Women in Afghanistan and their plight under the Taliban have been the focus of Western media since the ouster, in 2001, of the Taliban regime. However, it is worth reminding that the Afghani women have endured nearly three decades of war and violence since the invasion of their country by the Soviet Red Army in 1979. Since then, millions of Afghan citizens, many of them women and children, have fled to neighboring Pakistan and Iran in search of a better life.
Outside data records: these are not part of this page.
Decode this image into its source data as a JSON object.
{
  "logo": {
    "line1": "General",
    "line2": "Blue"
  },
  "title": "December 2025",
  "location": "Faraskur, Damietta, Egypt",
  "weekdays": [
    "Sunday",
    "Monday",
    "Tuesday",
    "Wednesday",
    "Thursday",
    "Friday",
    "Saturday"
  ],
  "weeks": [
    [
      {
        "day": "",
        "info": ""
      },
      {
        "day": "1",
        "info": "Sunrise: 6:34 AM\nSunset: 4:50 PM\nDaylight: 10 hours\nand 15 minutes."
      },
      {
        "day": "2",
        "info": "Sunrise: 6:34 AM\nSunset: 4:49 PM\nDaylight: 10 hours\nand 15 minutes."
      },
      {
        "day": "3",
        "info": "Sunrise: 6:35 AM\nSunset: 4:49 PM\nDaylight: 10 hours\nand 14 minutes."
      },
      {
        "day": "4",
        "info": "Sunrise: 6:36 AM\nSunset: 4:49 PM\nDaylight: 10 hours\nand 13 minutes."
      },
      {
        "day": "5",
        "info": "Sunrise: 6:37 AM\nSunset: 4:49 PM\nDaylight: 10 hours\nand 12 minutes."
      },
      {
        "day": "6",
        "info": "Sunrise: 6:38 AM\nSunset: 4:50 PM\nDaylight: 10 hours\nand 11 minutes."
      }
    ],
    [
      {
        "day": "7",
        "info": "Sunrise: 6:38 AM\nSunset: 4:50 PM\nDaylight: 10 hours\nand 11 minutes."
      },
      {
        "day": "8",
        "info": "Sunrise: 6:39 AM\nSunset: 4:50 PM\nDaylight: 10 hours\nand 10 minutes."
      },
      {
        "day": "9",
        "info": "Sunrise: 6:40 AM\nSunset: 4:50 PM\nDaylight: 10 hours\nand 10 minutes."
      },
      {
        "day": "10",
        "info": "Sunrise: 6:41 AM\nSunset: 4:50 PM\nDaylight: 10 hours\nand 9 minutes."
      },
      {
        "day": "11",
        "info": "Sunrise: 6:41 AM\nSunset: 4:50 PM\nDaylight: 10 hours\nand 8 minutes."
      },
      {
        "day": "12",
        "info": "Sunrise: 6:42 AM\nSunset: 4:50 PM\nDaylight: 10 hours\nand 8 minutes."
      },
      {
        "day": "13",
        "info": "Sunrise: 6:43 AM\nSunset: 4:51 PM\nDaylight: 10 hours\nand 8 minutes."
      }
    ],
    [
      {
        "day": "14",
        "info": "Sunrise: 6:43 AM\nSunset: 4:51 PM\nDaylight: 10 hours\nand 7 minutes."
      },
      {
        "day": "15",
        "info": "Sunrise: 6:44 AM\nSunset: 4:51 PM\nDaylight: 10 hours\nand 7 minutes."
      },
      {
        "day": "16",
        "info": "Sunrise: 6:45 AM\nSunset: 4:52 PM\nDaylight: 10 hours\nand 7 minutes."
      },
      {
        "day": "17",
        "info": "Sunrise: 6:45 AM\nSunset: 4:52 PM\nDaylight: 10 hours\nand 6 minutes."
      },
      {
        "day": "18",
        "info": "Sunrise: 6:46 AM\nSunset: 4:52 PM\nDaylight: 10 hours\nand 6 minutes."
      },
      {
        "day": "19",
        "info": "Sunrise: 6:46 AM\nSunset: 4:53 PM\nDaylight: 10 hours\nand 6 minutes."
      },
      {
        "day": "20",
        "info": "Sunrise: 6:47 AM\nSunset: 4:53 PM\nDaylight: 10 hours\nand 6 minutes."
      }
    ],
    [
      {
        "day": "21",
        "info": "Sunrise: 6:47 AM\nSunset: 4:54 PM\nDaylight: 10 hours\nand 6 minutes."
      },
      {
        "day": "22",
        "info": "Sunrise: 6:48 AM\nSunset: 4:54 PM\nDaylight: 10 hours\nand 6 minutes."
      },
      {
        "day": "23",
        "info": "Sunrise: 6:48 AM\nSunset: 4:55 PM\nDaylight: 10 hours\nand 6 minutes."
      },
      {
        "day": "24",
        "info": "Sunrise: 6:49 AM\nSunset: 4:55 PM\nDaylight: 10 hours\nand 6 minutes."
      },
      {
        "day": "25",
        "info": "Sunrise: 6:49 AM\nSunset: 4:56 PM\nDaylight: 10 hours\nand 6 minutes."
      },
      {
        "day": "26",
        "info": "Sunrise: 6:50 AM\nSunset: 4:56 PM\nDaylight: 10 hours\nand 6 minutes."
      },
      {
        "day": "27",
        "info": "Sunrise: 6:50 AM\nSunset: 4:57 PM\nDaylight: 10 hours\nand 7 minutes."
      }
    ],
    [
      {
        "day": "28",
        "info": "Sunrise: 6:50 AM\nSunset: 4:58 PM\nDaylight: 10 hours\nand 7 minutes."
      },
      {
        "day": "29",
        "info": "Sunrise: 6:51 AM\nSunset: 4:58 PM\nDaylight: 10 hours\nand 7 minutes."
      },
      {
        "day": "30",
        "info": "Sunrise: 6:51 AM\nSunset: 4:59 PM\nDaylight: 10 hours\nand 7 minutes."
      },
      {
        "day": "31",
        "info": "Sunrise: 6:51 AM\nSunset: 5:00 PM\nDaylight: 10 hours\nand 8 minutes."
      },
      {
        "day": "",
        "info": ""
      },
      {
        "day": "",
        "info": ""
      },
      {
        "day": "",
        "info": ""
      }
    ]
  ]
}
Sharmini Peries of The Real News Network sits down in an interview with Mavis Leno, the chair of the Feminist Majority Foundation's Campaign to Stop Gender Apartheid in Afghanistan, to discuss the organization's efforts to help women in Afghanistan and improve their social and economic status.
Watch this interview
Leno states that her organization's efforts started in the late 1990's when the Taliban was still in power. Calling the treatment of women under the Taliban "the most glaring instance of institutionalized abuse of women", Leno describes that their current efforts revolve around ensuring the rights of Afghan women, granted to them under the post-Taliban constitution, are enforced properly. She goes on to say that since women in most countries are treated and viewed as minority, therefore women should struggle for equal rights the way minorities struggle. Leno points out to the existence of equal rights and access to education and jobs by Afghan women in the past and suggests that one of the main goals of the Obama administration should be the enforcement of the same laws that were reinstated under the post-Taliban constitution. She then goes on to outline the impediments to success in Afghanistan and describes how they can be overcome.